Murchison Falls National Park sits on the shore of Lake Albert, in northwest Uganda. It’s known for Murchison Falls, where the Victoria Nile River surges through a narrow gap over a massive drop.
Park wildlife includes elephants and hippos, and there are chimpanzees in the Kaniyo Pabidi mahogany forest. The Lake Albert Delta is home to rare shoebill storks. There are game fish in the cascades of Karuma Falls.
The distance from Kampala to Murchison falls is 305 km and it is just a five hours drive from the city center when you use the private transport means.
Coming from the southwest, the 280km/170mi drive from Fort Portal takes at least six hours. Allow another hour or two from the entrance gate to most of the lodges.
It is also possible to fly to the park by chartered or scheduled aircraft service from Entebbe International Airport (EBB) or Kajjansi Airfield near Kampala.
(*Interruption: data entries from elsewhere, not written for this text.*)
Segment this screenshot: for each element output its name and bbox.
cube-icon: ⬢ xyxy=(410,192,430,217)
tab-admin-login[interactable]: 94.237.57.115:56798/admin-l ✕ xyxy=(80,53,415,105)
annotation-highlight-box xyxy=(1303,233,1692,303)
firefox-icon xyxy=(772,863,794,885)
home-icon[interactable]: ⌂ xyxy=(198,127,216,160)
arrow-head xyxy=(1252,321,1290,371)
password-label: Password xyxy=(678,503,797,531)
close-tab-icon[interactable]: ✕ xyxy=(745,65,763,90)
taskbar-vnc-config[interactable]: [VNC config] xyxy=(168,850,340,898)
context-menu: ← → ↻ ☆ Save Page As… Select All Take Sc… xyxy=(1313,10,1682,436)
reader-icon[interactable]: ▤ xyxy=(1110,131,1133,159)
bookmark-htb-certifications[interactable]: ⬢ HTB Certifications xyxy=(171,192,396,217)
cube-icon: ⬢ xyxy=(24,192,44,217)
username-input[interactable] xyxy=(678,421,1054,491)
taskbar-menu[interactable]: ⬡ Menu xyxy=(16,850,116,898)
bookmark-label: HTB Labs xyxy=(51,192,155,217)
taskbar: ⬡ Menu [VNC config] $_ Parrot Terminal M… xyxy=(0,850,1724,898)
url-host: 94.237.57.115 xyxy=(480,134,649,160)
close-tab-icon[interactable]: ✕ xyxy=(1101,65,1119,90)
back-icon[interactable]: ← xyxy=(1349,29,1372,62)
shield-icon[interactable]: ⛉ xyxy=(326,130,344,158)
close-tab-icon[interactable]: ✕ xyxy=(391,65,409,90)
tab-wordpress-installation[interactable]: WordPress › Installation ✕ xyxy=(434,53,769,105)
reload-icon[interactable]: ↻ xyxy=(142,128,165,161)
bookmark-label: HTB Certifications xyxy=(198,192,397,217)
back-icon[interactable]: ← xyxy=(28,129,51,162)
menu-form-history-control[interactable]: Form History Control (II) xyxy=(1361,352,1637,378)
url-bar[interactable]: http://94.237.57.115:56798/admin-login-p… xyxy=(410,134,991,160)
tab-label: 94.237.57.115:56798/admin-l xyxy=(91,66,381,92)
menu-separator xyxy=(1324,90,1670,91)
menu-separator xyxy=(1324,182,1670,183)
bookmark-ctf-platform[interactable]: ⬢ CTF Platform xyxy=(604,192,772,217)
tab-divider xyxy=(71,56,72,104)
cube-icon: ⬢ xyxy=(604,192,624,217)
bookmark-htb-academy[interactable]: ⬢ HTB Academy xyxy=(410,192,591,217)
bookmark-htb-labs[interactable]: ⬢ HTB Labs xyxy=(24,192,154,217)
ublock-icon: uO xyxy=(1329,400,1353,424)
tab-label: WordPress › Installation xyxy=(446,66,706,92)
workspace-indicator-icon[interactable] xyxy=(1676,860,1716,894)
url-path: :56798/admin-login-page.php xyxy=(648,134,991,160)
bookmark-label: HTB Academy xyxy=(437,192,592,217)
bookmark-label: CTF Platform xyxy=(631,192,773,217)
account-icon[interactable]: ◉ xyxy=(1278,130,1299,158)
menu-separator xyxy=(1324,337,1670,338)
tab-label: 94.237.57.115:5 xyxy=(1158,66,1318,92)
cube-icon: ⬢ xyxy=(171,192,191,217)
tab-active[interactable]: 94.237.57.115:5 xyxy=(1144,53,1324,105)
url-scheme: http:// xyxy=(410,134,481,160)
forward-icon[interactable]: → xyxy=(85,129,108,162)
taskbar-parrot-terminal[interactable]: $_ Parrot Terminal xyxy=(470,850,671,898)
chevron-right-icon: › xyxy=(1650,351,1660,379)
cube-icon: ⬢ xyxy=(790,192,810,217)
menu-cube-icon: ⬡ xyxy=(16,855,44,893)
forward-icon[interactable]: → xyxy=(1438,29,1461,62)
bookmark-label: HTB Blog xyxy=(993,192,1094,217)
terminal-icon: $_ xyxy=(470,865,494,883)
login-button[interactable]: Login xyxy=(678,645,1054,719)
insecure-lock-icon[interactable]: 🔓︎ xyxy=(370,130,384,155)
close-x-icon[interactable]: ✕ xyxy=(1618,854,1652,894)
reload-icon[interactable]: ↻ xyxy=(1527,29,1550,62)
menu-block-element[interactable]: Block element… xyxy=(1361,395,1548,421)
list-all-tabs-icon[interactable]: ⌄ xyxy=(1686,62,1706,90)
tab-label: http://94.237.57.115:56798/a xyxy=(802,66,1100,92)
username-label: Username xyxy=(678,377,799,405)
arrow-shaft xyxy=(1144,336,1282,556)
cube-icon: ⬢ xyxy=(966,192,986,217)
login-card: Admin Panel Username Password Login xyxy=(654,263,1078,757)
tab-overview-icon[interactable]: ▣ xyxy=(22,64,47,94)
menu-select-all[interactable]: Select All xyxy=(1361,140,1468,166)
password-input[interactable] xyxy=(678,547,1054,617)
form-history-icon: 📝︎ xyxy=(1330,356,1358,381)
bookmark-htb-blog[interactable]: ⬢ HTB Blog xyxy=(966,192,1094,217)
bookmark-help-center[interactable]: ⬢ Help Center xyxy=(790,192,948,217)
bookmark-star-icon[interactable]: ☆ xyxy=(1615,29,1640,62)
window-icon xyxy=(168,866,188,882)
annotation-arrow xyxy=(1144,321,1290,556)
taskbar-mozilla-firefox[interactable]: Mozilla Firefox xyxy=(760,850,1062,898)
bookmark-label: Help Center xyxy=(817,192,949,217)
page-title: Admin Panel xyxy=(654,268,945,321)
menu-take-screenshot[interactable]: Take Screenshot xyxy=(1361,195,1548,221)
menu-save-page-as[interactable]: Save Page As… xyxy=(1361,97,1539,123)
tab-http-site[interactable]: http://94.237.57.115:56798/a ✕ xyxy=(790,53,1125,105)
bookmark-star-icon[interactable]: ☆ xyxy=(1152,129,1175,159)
Pakuba Airfield is the most convenient point of arrival for the main cluster of camps and lodges around the park headquarters at Paraa.
Watching wildlife in Murchison Falls National Park is generally good and at its best during the Dry season, from December to February. However, January and February can be very hot and scenery is more beautiful during the Wet season from June to November.
Murchison Falls, also known as Kabalega Falls, is a waterfall between Lake Kyoga and Lake Albert on the Victoria Nile in Uganda. At the top of Murchison Falls, the Nile forces its way through a gap in the rocks, only 7 m wide, and tumbles 43 m, before flowing westward into Lake Albert.
The outlet of Lake Victoria sends around 300 cubic meters per second of water over the falls, squeezed into a gorge less than 10 m wide. Samuel Baker and Florence Baker were the first Europeans who sighted them. Baker named them after Roderick Murchison, the President of the Royal Geographical Society.
The falls lend their name to the surrounding Murchison Falls National Park. During the regime of Idi Amin in the 1970s, the name was changed to Kabalega Falls, after the Omukama Kabalega of Bunyoro, although this was never legally promulgated.
The name reverted to Murchison Falls following the downfall of Idi Amin. It is still sometimes referred to as Kabalega Falls. Ernest Hemingway crashed a plane just downriver from Murchison Falls in 1954. In August 2019, Uganda rejected a hydropower project by South Africa’s Bonang Power and Energy.